Calibrated Triage, Not Autonomy: Confidence Estimation for Medical Vision-Language Models

A vision-language model can answer a question about a medical image fluently and confidently while barely using the image, leaning instead on language priors. In medicine this is the failure that matters most, because the answer looks trustworthy and is not, and the only protection is a confidence score reliable enough to tell the system when to abstain. We ask a deployment question rather than an accuracy one: how much imaging work a model can safely handle alone, and which confidence signal makes that possible. We evaluate seven confidence estimators across five open-weight LVLMs and three medical visual-question-answering datasets spanning broad clinical imaging, radiology, and pathology, with every probe trained only on natural images and applied without adaptation. Recast as bounded selective prediction (automate a case only when confidence clears a threshold, defer the rest), the comparison is cautionary. The standard metrics are poor guides: discrimination barely separates the methods, and the weak calibration of a cheap self-report is cheaply removed by off-domain temperature scaling without changing deployable yield. What distinguishes a usable estimator is the high-confidence region a clinician acts on: the weakest baselines are confidently wrong on 41 to 45 percent of their errors against 1 to 4 percent for the best probe, and no estimator is reliably best across domains or models. Safe handoff is governed at two levels: base-model competence sets a ceiling, so a well-calibrated score recovers roughly a third of radiology cases at a 20 percent error tolerance but almost none of pathology; the confidence layer then decides how much of that ceiling is reachable. The usable role today is calibrated triage, not autonomy: automate the cases a calibrated score marks safe, route the rest to a clinician. We release all outputs, correctness judgments, and confidence scores, with code.
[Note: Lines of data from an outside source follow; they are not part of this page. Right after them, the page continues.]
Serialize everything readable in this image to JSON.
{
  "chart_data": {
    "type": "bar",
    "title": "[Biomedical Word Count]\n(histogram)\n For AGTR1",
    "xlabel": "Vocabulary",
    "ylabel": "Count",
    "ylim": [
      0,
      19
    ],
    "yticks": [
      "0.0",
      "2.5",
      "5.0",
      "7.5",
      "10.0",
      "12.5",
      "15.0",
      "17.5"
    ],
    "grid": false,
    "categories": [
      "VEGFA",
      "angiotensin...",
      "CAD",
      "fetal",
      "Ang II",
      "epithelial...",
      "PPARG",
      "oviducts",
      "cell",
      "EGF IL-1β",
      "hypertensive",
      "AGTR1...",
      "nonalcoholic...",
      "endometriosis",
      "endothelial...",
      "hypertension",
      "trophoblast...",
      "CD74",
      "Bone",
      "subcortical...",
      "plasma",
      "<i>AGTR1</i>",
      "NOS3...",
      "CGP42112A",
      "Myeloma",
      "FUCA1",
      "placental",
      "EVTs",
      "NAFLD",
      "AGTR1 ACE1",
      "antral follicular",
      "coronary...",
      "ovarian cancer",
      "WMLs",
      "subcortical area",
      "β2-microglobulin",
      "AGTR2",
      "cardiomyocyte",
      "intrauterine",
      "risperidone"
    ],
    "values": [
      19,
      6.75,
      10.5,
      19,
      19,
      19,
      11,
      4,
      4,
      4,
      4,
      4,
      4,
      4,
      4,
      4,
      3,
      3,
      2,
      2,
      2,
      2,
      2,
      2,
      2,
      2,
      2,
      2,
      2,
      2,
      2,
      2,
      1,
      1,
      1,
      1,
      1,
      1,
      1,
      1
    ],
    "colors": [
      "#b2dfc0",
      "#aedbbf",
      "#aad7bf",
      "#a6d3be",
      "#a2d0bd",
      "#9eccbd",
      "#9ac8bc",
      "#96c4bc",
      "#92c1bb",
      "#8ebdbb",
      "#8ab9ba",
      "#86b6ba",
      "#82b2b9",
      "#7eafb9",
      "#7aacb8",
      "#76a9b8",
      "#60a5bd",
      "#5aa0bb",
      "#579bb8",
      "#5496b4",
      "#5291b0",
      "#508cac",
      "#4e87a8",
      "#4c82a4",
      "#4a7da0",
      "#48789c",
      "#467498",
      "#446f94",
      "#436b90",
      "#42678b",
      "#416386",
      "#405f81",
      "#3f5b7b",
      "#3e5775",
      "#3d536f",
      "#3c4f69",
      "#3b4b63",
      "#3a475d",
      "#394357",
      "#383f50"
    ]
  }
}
翻译：视觉语言模型能够流畅且自信地回答关于医学图像的问题，却几乎不依赖图像本身，而更多借助语言先验。在医学领域，这是最关键的失效模式——因为看似可信的答案实则不然，唯一保障是足够可靠的置信度分数，以便系统在必要时选择弃权。我们提出的是部署问题而非准确率问题：模型能安全独立处理多少影像工作？何种置信度信号能实现这一目标？我们评估了五种开源大型视觉语言模型（LVLMs）上的七种置信度估计算法，以及横跨临床影像、放射学与病理学的三个医学视觉问答数据集。所有探测方法均仅使用自然图像训练且未经调适直接应用。将问题重构为有界选择性预测（仅当置信度超过阈值时自动化处理病例，其余转交人类），比较结果具有警示意义。标准评价指标存在缺陷：区分度几乎无法区分不同方法，且廉价自我报告的弱校准性可通过域外温度缩放轻易修正，而不改变可部署产出。真正区分可用估计算法的关键，在于临床医生信任的高置信区域：最弱基线方法在其误差中41%至45%属于自信错误（即高置信但错误），而最佳探测方法仅占1%至4%；且没有任何估计算法能在所有领域或模型上保持可靠最优。安全交接受两个层次支配：基础模型能力设定上限——良好校准的分数在20%误差容忍度下可恢复约三分之一的放射病例，但对病理病例几乎无能为力；置信层则决定该上限可达程度。当前可行角色是校准式分诊而非完全自主：将校准分数标记为安全的病例自动化处理，其余分流至临床医生。我们公开所有输出结果、正确性判断及置信度分数，并附代码。